Ce matin on apprend, comme l’a dit une radio, que « Toulouse le Mirail s’est rendu . » On croirait l’annonce de la chute de Dien Bien Phu. On pense à la gueule de bois que doivent ressentir ces étudiants qui, voici encore tout récemment, à, Rennes 2, la Sorbonne, Toulouse, Montpellier, applaudissaient dans l’euphorie la reconduction des grèves. Quand on a vécu Mai-68 - comme l’auteur de ces lignes - pas facile de regarder les photos de ces amphis gais et enfiévrés sans penser à l’amertume de ceux qui ont cru en cette « rêve générale » pendant 4 mois.

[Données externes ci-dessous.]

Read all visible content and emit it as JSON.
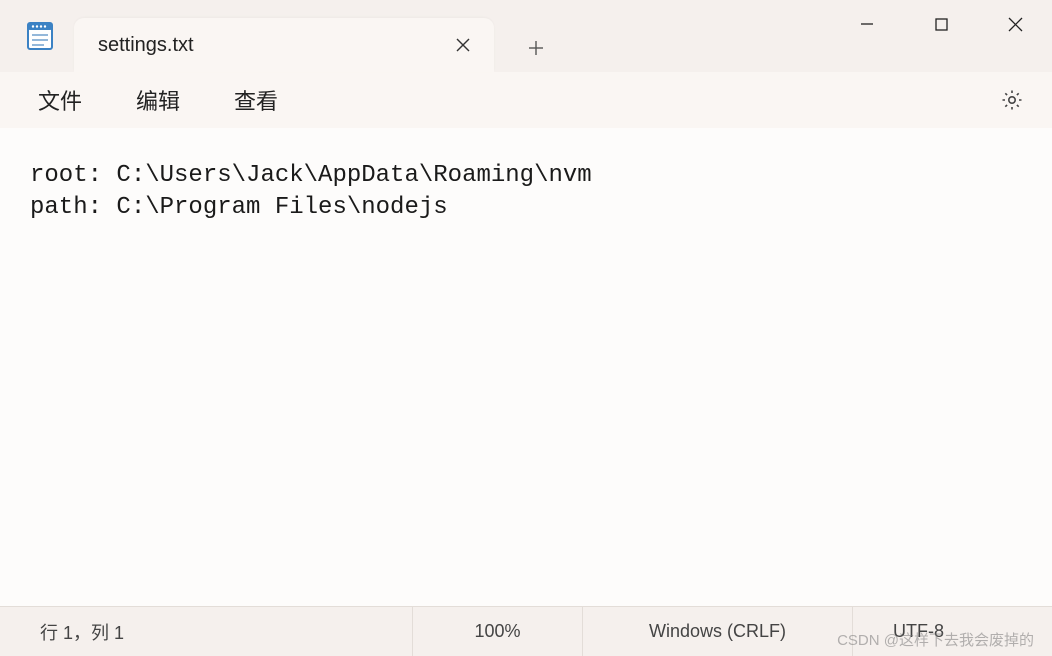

Sur la photo d’un amphi le la Sorbonne en lutte parue dans Libé du 17 mai, on ne voit quasiment que des filles. Ce qui illustre l’analyse de Philippe Mahrer, directeur du Collège des Ingénieurs et membre de la Commission université emploi. Selon lui, c’est la « masterisation » qui a fait basculer les étudiants - surtout des étudiantes - dans un mouvement lancé par les profs. Parce que la formation des maîtres se joue dans les facs de lettres, et qu’elle concerne essentiellement les filles : d’après Mahrer, elles représentent 80 % des enseignants du Primaire, et 70 % dans le Secondaire. Le Mirail, la Sorbonne et les autres fac en pointe de la grève étaient des fiefs de futures enseignantes révoltées qu’on escamote leur période de formation en alternance - via la « masterisation » - , pour des économies de bouts de chandelles .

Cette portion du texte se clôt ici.